Learn how to connect to Unity Catalog's Iceberg REST APIs from Snowflake to read a single source data file as Iceberg.

Databricks pioneered the open data lakehouse architecture and has been at the forefront of format interoperability. We’re excited to see more platforms adopt the lakehouse architecture and start to embrace interoperable formats and standards. Interoperability lets customers reduce expensive data duplication by using a single copy of data with their choice of analytics and AI tools for their workloads. In particular, a common pattern for our customers is to use Databricks’ best-in-class ETL price/performance for upstream data, accessing it from BI and analytics tools, such as Snowflake.

Unity Catalog is a unified and open governance solution for data and AI assets. A key feature of Unity Catalog is its implementation of the Iceberg REST Catalog APIs. This makes it simple to use an Iceberg-compliant reader without having to manually refresh your metadata location. 
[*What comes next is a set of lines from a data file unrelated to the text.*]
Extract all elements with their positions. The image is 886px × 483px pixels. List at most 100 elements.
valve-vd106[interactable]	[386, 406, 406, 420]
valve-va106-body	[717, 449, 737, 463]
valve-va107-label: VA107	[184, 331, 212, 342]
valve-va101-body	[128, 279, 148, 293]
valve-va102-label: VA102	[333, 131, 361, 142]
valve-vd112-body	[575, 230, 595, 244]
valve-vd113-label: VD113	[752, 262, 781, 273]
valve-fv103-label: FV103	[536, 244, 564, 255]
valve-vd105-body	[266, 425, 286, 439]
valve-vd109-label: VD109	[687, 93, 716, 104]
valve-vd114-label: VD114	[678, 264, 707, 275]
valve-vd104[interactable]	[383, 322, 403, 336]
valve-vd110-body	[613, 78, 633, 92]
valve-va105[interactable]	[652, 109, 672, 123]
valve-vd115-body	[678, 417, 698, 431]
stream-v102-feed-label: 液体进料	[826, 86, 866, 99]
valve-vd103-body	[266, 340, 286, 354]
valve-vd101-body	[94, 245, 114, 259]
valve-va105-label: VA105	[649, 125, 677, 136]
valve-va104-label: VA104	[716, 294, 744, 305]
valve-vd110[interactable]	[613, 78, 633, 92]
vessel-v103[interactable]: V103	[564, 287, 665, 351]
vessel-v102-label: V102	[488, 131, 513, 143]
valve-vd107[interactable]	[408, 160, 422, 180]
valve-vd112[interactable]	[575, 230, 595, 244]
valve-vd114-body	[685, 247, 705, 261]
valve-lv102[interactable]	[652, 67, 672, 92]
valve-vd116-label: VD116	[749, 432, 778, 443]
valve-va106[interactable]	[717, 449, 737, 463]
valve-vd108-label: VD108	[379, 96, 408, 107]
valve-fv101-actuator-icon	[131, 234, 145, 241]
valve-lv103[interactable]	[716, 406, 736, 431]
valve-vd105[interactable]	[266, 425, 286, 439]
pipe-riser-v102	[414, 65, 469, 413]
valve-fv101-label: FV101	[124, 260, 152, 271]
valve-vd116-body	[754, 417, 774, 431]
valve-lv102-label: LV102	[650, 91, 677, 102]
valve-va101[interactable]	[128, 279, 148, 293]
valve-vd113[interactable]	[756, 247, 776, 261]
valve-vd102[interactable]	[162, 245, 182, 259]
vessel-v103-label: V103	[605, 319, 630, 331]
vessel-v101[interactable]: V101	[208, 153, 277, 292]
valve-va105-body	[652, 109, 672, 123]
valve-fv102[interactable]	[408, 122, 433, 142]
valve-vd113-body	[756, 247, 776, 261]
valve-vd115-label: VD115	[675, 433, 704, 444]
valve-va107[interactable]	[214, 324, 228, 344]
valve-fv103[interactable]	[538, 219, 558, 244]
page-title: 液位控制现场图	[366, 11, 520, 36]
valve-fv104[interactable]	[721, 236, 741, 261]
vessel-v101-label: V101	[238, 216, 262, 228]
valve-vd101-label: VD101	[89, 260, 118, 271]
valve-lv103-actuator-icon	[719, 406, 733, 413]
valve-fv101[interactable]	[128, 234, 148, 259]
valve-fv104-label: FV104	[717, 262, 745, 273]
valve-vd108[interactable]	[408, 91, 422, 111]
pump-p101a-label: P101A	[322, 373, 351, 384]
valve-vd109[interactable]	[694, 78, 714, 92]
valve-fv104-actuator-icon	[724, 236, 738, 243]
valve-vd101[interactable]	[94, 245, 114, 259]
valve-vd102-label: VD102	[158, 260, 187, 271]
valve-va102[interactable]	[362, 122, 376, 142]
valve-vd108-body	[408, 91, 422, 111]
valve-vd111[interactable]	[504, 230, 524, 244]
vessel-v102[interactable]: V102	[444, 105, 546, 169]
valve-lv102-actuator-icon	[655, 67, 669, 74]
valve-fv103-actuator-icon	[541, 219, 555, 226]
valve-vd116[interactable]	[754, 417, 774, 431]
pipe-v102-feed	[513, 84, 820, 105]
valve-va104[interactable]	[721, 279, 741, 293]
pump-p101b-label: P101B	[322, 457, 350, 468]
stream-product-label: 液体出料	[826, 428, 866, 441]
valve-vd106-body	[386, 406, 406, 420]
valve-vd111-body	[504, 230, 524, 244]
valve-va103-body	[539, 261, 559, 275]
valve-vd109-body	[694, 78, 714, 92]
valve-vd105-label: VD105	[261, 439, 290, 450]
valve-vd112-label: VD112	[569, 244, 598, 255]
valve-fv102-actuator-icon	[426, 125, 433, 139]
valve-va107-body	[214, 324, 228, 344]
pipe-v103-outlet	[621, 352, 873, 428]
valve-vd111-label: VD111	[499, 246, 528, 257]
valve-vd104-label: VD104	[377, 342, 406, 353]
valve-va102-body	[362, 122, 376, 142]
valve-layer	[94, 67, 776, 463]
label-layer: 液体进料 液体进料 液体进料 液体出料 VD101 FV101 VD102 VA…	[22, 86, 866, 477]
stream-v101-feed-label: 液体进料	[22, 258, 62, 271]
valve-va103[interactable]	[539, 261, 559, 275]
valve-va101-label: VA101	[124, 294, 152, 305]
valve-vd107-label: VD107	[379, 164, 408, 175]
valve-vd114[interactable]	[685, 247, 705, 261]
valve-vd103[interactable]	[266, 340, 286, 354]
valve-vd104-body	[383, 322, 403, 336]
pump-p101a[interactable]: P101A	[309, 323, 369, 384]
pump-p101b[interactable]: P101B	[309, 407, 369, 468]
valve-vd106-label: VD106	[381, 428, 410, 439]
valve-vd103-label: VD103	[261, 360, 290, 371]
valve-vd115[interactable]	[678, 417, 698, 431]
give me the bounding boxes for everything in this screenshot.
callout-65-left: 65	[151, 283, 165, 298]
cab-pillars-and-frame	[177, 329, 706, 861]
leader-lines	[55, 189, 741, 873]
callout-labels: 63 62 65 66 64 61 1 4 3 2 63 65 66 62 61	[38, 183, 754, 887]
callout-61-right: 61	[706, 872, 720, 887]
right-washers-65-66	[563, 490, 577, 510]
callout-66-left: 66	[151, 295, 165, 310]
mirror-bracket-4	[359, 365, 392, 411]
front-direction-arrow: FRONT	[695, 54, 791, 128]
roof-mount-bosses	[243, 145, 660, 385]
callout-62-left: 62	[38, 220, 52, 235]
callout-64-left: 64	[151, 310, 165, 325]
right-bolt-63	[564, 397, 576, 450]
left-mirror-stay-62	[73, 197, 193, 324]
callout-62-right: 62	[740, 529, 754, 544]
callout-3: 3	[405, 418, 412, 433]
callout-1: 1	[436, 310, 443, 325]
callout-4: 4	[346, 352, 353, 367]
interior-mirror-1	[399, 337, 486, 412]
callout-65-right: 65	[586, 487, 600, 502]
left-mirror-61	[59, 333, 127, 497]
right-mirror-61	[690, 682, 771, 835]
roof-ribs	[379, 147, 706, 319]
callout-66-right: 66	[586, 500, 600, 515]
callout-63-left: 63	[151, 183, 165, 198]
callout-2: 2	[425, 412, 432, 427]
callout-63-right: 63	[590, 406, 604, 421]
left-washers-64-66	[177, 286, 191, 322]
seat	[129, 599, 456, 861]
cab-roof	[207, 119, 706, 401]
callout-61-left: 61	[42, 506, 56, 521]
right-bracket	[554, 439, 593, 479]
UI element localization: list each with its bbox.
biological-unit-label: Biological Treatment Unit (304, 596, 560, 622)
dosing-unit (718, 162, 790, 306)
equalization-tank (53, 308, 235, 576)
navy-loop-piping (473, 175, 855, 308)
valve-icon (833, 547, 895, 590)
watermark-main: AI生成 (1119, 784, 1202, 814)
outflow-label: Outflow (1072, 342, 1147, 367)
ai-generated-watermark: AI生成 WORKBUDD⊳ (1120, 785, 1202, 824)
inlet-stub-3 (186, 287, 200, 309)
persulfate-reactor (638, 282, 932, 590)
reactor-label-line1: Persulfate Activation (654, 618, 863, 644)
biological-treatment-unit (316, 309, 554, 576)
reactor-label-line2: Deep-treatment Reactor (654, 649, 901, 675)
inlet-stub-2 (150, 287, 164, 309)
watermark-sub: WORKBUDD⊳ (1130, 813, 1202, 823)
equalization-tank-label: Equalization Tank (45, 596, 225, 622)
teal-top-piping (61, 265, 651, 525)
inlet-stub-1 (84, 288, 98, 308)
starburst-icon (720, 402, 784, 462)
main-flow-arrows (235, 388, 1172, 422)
In this blog post, we will cover why the Iceberg REST Catalog is useful and walk through an example of how to read Unity Catalog tables in Snowflake.

 

Note: This functionality is available across cloud providers, but the following instructions show an example using S3.

 

Image depicts the architecture that lets you 1. Write a Delta table in Unity Catalog, 2. Create an Iceberg table with a catalog integration in Snowflake, and 3. Read a Unity-Catalog managed table as Iceberg in Snowflake

 

Iceberg REST API Catalog Integration

Apache Iceberg™  maintains atomicity and consistency by creating new metadata files for each table change. This ensures that incomplete writes do not corrupt an existing metadata file. The Iceberg catalog tracks the new metadata per write. However, not all engines can connect to every Iceberg catalog, forcing customers to manually keep track of the new metadata file location.

Iceberg solves interoperability across engines and catalogs with the Iceberg REST Catalog API. The Iceberg REST catalog is a standardized, open API specification which is a unified interface for Iceberg catalogs, decoupling catalog implementations from clients.

Unity Catalog has implemented the Iceberg REST Catalog APIs since the launch of Universal Format (UniForm) in 2023. Unity Catalog exposes the latest table metadata, guaranteeing interoperability with any Iceberg client compatible with the Iceberg REST Catalog such as Apache Spark™, Apache Trino, and Snowflake. Unity Catalog’s Iceberg REST Catalog endpoints allow external systems to access tables and benefit from performance enhancements like Liquid Clustering and Predictive Optimization, while Databricks workloads continue to benefit from advanced Unity Catalog features like Change Data Feed. In addition, the Unity Catalog Iceberg REST Catalog endpoints extend governance via vended credentials.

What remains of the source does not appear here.